PBMs additionally become profitable by encouraging or requiring sufferers to make use of affiliated specialty pharmacies, by skimping on funds to different pharmacies, and by gathering further money from drug firms via the federal 340B drug pricing program, which is aimed toward decreasing drug prices for low-income sufferers, mentioned Antonio Ciaccia, CEO of 46brooklyn Analysis.
The KFF survey signifies how little employers perceive the PBMs and their pricing insurance policies. “Employers are typically pissed off by the shortage of transparency into all the costs on the market,” Claxton mentioned. “They’ll’t truly know what’s true.”
Billionaire Mark Cuban began an organization to undercut the PBMs by promoting prescription drugs with clear pricing insurance policies. He tells Fortune 500 executives he meets, “You’re getting ripped off, you’re dropping cash as a result of it’s not your core competency to grasp how your PBM and medical insurance contracts work,” Cuban informed KFF Well being Information in an interview Tuesday.
Ciaccia, who has performed PBM investigations for a number of states, mentioned employers are usually not outfitted to grasp the conduct of the PBMs and infrequently are shocked at how unregulated the PBM enterprise is.
“You’d assume that employers need to pay much less, that they’d need to pay extra consideration,” he mentioned. “However what I’ve realized is they’re typically underequipped, underresourced, and oftentimes not understanding the severity of the shortage of oversight and accountability.”
Employers might assume the PBMs are performing of their finest curiosity, however they don’t have a authorized obligation to take action.

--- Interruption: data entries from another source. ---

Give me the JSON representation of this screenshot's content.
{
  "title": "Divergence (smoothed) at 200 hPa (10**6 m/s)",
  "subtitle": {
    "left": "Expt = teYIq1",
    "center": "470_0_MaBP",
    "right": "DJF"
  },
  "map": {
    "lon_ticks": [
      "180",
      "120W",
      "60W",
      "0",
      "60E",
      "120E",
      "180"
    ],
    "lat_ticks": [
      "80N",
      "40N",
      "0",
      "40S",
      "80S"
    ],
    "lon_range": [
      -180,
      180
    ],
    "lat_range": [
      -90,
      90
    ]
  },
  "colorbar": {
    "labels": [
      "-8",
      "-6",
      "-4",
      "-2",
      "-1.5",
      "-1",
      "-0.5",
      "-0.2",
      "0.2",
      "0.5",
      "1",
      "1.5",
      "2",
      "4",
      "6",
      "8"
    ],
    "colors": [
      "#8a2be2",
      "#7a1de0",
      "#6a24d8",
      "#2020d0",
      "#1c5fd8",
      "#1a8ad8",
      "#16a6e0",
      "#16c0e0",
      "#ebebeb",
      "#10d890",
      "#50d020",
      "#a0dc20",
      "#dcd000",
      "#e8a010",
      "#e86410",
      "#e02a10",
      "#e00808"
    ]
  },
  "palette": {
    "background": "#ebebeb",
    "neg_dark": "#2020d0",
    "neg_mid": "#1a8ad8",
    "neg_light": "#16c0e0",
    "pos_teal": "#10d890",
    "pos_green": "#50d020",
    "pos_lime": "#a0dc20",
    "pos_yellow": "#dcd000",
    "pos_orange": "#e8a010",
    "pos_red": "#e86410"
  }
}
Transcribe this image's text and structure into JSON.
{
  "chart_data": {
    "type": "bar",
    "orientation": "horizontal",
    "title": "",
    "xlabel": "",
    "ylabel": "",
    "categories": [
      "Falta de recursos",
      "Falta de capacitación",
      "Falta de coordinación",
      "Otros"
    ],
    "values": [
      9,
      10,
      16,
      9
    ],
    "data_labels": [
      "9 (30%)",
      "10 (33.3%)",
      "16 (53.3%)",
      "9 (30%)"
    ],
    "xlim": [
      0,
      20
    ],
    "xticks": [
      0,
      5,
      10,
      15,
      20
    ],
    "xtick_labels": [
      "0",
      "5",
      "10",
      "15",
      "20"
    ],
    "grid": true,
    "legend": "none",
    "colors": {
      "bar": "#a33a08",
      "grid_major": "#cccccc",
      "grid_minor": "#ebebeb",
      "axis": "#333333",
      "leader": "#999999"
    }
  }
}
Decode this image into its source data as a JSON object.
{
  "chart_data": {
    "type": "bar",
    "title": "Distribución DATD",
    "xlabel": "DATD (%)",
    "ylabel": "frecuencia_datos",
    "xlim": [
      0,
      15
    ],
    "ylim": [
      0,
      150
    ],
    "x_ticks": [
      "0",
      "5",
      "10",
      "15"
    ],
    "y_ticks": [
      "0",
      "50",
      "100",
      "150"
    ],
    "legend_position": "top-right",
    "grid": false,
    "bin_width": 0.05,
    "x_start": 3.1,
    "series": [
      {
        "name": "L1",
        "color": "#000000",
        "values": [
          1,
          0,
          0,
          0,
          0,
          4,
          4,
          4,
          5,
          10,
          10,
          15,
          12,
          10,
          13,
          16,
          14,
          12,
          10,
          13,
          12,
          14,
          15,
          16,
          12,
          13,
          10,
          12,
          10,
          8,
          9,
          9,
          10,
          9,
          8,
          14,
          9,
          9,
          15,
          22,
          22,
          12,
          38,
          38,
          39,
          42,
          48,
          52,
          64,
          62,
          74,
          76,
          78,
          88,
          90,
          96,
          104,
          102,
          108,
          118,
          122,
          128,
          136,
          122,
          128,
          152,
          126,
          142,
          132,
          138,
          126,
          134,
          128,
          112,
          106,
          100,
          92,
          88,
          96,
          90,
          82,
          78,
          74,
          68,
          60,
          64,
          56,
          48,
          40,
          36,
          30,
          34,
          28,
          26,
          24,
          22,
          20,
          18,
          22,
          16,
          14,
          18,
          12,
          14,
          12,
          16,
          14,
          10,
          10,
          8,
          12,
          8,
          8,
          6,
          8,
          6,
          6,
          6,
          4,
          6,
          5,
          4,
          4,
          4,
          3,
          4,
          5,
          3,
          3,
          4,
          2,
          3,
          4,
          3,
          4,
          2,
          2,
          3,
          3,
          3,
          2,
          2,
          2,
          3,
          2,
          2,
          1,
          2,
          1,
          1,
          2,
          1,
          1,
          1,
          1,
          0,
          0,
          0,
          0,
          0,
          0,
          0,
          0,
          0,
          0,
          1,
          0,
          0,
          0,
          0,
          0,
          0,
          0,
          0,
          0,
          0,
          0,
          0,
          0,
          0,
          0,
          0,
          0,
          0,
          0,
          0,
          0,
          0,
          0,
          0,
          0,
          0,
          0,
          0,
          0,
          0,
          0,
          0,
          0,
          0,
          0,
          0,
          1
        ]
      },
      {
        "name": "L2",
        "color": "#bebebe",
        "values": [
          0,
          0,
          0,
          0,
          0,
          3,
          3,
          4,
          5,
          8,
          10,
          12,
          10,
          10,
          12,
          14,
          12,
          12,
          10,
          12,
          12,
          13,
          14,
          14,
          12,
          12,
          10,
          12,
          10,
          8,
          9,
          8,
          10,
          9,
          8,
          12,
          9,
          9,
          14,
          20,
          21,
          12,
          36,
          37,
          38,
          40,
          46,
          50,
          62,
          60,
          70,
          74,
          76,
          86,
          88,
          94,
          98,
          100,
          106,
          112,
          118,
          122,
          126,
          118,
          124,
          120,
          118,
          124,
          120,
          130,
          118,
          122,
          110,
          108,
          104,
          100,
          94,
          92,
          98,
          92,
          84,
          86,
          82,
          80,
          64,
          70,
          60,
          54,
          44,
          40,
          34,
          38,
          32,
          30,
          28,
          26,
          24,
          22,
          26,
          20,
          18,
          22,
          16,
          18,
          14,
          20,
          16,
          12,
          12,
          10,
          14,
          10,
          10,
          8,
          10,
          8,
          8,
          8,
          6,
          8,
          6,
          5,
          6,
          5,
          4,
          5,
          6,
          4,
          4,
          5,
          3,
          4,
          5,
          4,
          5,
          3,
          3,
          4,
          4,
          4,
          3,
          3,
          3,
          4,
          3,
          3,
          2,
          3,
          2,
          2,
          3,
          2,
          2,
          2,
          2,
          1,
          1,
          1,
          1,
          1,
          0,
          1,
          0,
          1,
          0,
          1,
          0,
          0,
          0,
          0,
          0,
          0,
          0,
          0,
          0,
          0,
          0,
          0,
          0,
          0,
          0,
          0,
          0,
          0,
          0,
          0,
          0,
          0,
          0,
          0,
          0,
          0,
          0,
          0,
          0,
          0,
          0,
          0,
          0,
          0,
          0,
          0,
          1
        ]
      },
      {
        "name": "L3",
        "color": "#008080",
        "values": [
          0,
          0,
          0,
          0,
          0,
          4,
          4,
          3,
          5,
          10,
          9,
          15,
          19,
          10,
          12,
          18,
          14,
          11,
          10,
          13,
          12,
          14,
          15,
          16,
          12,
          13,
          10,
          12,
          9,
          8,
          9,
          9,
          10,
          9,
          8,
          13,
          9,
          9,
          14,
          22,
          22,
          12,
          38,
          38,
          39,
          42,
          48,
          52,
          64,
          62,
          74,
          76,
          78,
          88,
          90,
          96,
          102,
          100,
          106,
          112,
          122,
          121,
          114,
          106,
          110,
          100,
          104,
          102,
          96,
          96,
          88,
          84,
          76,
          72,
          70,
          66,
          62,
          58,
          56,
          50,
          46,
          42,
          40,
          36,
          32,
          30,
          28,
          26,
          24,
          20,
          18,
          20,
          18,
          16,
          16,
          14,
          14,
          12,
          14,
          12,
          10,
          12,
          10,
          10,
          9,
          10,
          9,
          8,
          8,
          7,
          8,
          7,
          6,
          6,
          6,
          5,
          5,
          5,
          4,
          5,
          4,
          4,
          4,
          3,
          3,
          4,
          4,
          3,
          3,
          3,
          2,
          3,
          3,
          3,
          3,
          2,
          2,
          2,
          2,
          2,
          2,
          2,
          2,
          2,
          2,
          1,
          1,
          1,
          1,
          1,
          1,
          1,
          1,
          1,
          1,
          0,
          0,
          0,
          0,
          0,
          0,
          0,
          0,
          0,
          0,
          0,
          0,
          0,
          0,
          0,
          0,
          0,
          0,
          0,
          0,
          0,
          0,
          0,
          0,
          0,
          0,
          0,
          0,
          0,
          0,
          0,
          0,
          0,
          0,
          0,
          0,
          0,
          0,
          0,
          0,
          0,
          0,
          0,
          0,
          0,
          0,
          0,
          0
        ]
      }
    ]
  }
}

Costs will be everywhere in the map, even these charged by the identical PBM, Ciaccia mentioned. In a Medicaid examine he just lately performed, a PBM was billing employers anyplace from $2,000 to $8,000 for a month’s value of imatinib, a most cancers drug that may be purchased as a generic for as little as $30.
PBM contracts typically assure reductions of sure share factors for generics and brand-name medicine. However the contracts then comprise 5 pages of exclusions, and “no employer will know what they imply,” Ciaccia mentioned. “That particular person doesn’t have sufficient data to have an knowledgeable opinion.”
The KFF survey discovered that firms’ annual premiums for protection of particular person workers had elevated from a mean of $7,739 in 2021 to $8,951 this 12 months, and $22,221 to $25,572 for households. Amongst employers’ biggest issues was easy methods to cowl more and more fashionable weight reduction medicine that listing at $2,000 a month or extra.
Solely 18% of respondents mentioned their firms lined medicine equivalent to Wegovy for weight reduction. The biggest group of employers providing such protection — 28% — was these with 5,000 or extra workers.